5月18日
党首討論は引き分け
昨日17日夕方は小沢一郎氏が民主党の代表に就任して初の党首討論が行われ、「小泉VS小沢」に注目が集まりました。某テレビ局からも番組用に「どちらが勝ったと思うか?主観的で良いので」というアンケート形式の取材がありました。
 結論から言うと、両者にらみ分け、引き分けでしょう。本来ならば、内閣総理大臣で、政権与党にして最大政党のトップある小泉純一郎・自民党総裁は相撲でいうなら横綱。自民党の半分以下の議席で、野党第一党の民主党のトップである小沢一郎・民主党代表が政権交代を掲げ、それに挑むのは大変だと思います。実際に国会運営や、法案の可否など考えても、与党と野党の力の違いというものを如実に感じます。

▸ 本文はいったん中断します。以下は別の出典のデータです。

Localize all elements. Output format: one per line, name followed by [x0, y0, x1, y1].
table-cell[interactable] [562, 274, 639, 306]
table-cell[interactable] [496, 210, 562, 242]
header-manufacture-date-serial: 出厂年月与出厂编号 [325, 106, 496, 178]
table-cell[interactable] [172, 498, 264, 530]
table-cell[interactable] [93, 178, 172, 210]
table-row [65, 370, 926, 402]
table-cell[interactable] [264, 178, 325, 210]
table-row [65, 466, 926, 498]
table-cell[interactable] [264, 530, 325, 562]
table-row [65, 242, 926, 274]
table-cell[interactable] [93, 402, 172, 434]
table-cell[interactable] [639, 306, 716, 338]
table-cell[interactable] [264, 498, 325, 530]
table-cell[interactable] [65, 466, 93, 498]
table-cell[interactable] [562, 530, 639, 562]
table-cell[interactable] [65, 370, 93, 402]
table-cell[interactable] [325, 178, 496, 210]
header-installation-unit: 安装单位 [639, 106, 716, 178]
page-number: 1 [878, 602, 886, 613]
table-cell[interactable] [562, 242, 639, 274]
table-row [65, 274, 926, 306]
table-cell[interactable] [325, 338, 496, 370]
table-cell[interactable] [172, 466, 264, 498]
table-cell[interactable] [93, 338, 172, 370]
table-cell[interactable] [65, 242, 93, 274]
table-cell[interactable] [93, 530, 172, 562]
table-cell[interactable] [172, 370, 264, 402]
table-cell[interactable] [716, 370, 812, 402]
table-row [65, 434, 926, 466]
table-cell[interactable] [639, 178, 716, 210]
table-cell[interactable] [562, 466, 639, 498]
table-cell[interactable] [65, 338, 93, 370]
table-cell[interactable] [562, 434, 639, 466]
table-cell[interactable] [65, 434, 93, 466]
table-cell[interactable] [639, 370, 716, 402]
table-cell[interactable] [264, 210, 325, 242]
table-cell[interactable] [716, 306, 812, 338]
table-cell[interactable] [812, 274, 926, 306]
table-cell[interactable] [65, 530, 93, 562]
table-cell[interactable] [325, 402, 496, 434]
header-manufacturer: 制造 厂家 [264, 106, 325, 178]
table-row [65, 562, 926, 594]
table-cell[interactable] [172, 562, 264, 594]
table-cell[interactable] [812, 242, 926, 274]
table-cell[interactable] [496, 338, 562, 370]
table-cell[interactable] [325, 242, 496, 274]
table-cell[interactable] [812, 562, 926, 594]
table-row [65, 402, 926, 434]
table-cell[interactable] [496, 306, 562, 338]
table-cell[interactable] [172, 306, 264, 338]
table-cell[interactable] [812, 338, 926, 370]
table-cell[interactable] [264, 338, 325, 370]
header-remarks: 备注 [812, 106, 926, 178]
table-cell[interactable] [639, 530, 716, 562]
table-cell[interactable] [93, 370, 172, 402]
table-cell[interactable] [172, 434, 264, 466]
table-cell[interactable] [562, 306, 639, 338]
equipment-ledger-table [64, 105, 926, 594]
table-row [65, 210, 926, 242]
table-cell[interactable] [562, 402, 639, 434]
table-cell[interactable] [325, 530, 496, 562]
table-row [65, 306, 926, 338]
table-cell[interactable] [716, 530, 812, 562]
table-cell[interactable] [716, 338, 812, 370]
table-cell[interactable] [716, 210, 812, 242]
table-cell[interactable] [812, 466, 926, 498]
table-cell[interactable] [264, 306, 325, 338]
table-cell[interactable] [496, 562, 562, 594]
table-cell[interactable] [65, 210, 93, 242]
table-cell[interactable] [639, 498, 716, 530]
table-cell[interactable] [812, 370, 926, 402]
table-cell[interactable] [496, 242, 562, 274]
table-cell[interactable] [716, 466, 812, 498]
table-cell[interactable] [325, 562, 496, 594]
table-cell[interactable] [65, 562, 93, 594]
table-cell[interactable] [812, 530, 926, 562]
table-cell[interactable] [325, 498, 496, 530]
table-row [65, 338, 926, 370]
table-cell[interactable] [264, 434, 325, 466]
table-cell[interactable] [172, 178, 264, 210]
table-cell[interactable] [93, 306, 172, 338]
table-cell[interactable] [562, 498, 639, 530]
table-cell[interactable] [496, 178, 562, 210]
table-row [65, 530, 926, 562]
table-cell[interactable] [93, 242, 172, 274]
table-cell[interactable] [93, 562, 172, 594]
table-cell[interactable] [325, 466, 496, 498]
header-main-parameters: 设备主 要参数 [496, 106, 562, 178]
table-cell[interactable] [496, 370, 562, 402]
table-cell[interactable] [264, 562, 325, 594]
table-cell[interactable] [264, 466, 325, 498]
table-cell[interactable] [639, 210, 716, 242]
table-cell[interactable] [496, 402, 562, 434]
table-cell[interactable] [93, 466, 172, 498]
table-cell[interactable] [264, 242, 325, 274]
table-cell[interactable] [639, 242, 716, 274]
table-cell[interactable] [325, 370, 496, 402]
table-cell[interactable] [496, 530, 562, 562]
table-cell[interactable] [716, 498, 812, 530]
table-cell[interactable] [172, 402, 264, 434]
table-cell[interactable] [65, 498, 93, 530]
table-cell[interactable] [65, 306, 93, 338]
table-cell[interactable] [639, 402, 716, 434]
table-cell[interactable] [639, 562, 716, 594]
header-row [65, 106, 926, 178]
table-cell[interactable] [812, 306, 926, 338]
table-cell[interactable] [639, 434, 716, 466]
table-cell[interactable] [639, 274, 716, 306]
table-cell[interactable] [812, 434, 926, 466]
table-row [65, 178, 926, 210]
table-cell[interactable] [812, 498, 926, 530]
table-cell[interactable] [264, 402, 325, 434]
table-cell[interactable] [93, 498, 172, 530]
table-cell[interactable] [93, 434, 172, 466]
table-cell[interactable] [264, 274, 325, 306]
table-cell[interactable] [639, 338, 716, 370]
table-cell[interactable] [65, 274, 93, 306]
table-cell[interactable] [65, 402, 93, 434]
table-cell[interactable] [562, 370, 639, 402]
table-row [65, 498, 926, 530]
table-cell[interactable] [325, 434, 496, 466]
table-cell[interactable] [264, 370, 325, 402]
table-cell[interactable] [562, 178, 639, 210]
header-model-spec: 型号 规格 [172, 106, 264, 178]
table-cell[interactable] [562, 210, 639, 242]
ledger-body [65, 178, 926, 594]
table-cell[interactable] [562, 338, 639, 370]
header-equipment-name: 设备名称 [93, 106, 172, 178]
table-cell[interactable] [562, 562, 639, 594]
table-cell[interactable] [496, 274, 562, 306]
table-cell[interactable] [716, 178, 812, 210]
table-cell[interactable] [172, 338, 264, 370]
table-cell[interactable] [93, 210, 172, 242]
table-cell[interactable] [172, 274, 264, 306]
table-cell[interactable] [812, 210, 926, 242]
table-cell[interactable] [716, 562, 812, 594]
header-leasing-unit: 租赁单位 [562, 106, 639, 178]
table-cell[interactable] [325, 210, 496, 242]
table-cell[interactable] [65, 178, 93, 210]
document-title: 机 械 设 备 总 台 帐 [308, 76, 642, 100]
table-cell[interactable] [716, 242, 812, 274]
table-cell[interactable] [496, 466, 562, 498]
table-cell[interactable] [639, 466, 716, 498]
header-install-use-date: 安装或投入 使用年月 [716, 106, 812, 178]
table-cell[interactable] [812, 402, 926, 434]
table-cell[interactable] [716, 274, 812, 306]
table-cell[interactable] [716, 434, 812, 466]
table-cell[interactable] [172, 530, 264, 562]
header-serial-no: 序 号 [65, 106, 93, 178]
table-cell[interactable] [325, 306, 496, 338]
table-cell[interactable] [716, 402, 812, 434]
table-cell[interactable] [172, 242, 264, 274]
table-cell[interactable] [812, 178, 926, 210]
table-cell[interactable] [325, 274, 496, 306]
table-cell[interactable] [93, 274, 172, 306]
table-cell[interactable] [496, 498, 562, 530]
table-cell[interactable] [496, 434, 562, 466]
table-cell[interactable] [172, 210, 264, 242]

 それにもかかわらず、「互角の扱い」を受けたことは、小沢代表のたどった経歴や常に政局の中心にいたことによるもの、さらにメール問題で失墜した信頼回復はこの人しかいないという救世主待望論からでしょう。まず、この意味では「互角の扱い」で小沢氏の一歩リード。国民にとっては、やはり二大政党が良いとする民主党に対する「判官びいき」もあり、政権在任5年余に対する一種の「飽き」のような(佐藤栄作政権末期のように)ものも存在するのでしょう。
 さて、内容は教育や日本の根幹に関する問題がほとんどで、大きな争点はありませんでした。小沢代表が厚生労働委員会で採決が行われたことを批判していたぐらいで、歴代の民主党代表に比べて、終始落ち着いた感じが見受けられました。しかし、論点を打ち出すことはできず、この点は小沢代表の口下手ぶりを示す一方で、逆にベテランの信頼感も醸し出しているのでしょう。政策論争を引っ掛けなかった点については、小沢代表は小手調べのように思ったのでしょうか。しかし、論争を避けていた印象が見られ、国民の期待に十分に応えたとは言い難いと思います。小泉総理はいつものように余裕の表情。見ていて安心です。よって「引き分け」です。
 法案や国会運営では、審議拒否や代案路線により、与党と全面対決の姿勢を打ち出している小沢代表ですが、国会論争でも、しっかりした政策の論点を打ち出してほしいと思います。